Former ‘Family Feud’ contestant gets life sentence for wife’s murder

File photo: Pixabay/Ashby C. Sorensen

Aug. 12 (UPI) — A former Family Feud contestant who joked on the game show that his marriage was a mistake has been sentenced to life in prison for the murder of his estranged wife.

Tim Bliefnick, 40, of Quincy, Ill., on Friday was sentenced by Illinois Circuit Court Judge Robert Adrian to spend the remainder of his natural life in prison for breaking into the home of his wife, Rebecca Bliefnick, in February and shooting her to death.

Tim Bliefnick was convicted in June of murdering Rebecca Bliefnick.

“You researched this murder,” Adrian said while imposing sentence at the Adams County Courthouse in Quincy.

“You planned this murder. You practiced this murder. You broke into her house and you shot her…14 times…Some of those shots were fired while she was lying on the ground and you did all of that while your children were upstairs at your house, lying snug in their beds.”

The couple had three children, all sons.

“You replaced their mother’s love with emotional scars and trauma,” Rebecca Bliefnick’s mother, Bernie Postle, told the court in her victim impact statement Friday.

The first-degree murder trial captured national attention earlier this year after it became public that Tim Bliefnick had appeared on Family Feud, during which he suggested saying “I do” at his wedding was one of the biggest mistakes he’d ever made.

Tim Bliefnick filed for divorce in 2021.

He was also known locally after starring for Quincy University’s football team.

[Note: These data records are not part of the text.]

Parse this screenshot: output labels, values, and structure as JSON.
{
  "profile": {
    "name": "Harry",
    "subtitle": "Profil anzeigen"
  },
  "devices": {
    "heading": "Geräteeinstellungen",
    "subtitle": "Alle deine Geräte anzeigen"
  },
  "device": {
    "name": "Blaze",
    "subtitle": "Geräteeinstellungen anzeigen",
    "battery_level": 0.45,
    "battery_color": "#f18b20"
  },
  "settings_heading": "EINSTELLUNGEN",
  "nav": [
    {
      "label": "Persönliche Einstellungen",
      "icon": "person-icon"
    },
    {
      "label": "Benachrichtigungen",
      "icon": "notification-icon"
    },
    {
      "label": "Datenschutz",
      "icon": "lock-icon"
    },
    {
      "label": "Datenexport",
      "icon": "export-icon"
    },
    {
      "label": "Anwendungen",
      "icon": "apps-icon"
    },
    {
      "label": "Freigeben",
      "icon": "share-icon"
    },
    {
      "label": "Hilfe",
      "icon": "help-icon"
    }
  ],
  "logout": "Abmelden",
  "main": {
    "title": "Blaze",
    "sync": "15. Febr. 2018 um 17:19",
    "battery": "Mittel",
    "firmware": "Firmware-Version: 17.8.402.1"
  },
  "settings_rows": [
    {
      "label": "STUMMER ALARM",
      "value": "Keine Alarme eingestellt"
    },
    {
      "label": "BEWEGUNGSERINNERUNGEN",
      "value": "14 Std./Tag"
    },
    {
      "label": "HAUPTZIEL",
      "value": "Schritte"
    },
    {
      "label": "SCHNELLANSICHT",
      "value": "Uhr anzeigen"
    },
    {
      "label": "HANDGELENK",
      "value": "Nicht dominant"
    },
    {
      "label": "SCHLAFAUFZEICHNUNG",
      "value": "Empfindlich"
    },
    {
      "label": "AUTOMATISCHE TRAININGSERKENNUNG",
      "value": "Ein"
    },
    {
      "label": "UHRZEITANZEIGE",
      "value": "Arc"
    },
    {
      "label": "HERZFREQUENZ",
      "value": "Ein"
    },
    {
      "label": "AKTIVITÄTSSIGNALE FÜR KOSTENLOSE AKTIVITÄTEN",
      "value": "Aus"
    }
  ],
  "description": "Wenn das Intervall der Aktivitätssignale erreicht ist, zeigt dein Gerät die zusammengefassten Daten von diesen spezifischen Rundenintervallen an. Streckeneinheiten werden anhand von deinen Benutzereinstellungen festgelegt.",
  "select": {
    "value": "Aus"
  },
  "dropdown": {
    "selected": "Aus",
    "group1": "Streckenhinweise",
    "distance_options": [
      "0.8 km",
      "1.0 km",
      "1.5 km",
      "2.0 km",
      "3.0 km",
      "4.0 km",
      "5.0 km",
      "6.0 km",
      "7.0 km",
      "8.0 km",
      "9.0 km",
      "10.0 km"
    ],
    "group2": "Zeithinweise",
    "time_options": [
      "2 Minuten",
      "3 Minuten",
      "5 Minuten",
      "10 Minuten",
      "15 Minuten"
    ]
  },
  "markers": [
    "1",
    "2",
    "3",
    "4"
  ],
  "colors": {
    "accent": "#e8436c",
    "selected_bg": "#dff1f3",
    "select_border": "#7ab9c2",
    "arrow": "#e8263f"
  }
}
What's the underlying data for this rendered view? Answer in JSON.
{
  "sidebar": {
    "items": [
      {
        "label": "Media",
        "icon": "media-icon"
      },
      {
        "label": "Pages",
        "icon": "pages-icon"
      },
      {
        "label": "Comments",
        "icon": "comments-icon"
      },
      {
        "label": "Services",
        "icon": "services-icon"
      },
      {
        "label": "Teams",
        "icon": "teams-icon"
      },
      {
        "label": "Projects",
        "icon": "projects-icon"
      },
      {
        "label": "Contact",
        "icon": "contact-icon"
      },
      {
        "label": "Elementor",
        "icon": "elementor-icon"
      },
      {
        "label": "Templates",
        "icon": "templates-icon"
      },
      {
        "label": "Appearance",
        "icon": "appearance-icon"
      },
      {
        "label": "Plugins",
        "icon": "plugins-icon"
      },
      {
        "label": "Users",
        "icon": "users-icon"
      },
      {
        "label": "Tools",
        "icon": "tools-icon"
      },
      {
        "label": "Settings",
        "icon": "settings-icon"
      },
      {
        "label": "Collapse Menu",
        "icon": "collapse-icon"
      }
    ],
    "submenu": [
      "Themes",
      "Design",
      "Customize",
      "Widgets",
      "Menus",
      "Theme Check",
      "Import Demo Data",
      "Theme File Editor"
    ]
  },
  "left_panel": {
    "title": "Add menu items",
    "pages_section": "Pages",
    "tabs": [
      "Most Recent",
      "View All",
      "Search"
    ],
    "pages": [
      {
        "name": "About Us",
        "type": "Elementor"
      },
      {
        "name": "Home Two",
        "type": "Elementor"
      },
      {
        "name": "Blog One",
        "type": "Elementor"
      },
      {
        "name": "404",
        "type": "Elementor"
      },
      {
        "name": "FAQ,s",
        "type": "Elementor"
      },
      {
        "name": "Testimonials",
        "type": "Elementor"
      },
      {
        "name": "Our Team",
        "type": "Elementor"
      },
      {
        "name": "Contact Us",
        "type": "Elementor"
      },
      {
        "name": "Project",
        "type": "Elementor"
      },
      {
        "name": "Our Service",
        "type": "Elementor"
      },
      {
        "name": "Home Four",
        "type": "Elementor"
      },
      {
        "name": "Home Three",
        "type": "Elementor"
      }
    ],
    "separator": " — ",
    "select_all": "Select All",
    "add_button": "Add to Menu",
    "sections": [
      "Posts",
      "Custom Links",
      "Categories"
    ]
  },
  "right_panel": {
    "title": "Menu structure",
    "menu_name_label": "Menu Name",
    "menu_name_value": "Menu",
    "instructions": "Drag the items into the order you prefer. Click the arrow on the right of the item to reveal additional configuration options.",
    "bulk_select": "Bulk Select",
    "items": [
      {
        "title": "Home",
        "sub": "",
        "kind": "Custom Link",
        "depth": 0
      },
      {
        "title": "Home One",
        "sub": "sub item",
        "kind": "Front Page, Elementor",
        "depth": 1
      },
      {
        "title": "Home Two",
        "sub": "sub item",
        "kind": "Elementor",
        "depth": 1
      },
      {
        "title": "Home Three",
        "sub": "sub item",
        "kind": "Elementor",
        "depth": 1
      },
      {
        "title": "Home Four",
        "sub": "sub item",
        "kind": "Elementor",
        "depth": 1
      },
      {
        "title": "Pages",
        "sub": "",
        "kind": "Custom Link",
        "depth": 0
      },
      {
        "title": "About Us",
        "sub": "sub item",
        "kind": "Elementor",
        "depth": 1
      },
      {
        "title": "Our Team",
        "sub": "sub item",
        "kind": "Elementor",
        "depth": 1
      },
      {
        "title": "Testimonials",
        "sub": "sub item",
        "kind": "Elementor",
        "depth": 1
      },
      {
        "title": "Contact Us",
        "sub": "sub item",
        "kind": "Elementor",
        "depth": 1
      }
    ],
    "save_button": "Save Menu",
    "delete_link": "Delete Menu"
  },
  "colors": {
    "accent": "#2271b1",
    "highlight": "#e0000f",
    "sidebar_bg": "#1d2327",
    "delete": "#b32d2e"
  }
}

The former quarterback was inducted into the school’s sports hall of fame.

Nearly 50 exhibits and 200 witnesses were introduced during the trial.

“Did you think about 12-year-old Deacon as you broke through his window?” Bliefnick’s brother-in-law Brett Reilly said during his victim impact statement. “Did you think about 10-year-old Grayson as you charged down his hallway, chasing his defenseless mommy en route to slaughter his entire world?”

After the sentencing, lawyers asked the judge to either set aside the verdict or order a new trial, arguing internet searches introduced during trial were never proven to be made by Bliefnick.

Adrian rejected that argument, saying Bliefnick’s phone and computer were password protected and never left his custody.